Предупреждение сына Тимофей воспринял не открывая глаз.
Шум Москвы всё же заставил кота не только открыть глаза, но и привстать и, упёршись передними лапами в дверцу, позволить себе понаблюдать за утренним бытом города. От Москвы за летние месяцы он отвык. Но прежние его возвращения в город были спокойными. Однако сегодня виды за окном (а он ещё и принюхивался к заоконью) заставили его нервничать. Видно было, что нынче городские улицы и всё, что на них, были ему неприятны. Страншые машины с палками-пушками на мордах и на зловещих лапах-гусеницах его пугали.
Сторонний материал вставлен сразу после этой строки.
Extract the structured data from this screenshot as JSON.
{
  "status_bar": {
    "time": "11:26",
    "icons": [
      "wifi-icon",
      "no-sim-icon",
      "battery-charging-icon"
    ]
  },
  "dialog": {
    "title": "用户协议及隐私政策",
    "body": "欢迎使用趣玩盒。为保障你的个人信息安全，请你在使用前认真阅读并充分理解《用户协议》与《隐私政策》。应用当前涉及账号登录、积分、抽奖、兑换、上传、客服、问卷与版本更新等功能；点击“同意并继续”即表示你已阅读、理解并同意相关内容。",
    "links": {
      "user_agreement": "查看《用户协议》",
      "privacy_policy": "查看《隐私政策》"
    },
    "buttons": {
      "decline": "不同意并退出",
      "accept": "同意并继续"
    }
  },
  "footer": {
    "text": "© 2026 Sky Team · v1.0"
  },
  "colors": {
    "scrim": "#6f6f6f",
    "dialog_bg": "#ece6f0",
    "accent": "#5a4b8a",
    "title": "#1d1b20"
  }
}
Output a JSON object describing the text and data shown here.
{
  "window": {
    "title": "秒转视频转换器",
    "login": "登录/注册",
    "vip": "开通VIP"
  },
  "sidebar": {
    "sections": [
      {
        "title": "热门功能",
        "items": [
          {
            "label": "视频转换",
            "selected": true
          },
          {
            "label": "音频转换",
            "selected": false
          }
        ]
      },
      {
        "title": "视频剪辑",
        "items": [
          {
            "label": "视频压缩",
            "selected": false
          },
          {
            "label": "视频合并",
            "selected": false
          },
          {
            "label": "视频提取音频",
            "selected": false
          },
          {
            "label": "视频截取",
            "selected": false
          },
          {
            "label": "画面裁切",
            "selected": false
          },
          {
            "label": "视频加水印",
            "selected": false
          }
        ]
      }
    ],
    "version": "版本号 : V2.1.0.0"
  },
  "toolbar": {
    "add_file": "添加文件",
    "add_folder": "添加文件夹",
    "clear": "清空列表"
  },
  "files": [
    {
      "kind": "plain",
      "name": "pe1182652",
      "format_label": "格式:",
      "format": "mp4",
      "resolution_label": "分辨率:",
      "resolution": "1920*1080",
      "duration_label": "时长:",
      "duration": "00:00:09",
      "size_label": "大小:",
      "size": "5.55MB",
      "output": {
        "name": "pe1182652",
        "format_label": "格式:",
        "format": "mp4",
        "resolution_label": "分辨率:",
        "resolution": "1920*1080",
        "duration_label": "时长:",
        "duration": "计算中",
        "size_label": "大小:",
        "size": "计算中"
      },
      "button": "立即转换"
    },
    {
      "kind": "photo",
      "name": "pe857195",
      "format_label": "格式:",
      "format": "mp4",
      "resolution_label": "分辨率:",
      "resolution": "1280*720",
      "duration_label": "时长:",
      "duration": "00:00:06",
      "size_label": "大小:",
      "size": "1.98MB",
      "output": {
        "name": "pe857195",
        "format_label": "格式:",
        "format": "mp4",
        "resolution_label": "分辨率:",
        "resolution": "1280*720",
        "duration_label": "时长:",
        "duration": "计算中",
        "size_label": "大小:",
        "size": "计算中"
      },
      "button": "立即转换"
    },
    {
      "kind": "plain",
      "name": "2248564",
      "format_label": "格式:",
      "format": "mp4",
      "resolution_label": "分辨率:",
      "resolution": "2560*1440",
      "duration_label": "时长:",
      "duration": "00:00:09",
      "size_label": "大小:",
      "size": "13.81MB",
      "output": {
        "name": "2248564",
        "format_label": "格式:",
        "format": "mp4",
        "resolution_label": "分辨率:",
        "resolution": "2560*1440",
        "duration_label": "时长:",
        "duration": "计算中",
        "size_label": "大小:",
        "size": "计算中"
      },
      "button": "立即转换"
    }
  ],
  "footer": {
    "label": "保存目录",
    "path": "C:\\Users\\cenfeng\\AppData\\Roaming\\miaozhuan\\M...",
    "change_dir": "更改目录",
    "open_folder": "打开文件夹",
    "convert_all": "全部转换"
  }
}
И люди повсюду были мрачны и неизбежно серы. Тимофей отскочил от дверцы и улёгся, прижавшись ко мне.
31
Жили мы в центре, в Газетном, между Телеграфом и Консерваторией, но почему-то многие наши районные службы (военкомат, собес, налоговые и пр.) размещались на другом боку Москвы – на Красной Пресне. Там в каких-то пресненских переулках, к востоку от Москвы-реки, и следовало искать Нотариальную контору. Переулки там из пятиэтажных домов серого кирпича, неотличимых друг от друга, как ровные листья подорожника, то теряли свои имена и жили без настенных указателей, то утыкались в безнадёжье бетонных промышленных заборов. И всё же дом с меленькой вывеской «Нотариальная контора» после поисковых петель был найден. Нотариусам в нём был отведён нижний этаж. При здании был двор без ухоженных тропинок, вообще – без тропинок, заросший сорняками. Причём, сорняками вовсе не из травянистых, а кустарниками и тонкоствольными деревьями неизвестных мне пород. Таких запущенных дворов в Москве было много. Удивил меня лишь свисавший с третьего этажа флигеля (метрах в тридцати от фасадного дома) мокрый полотняный транспарант с портретом на два этажа Геннадия Ивановича Янаева.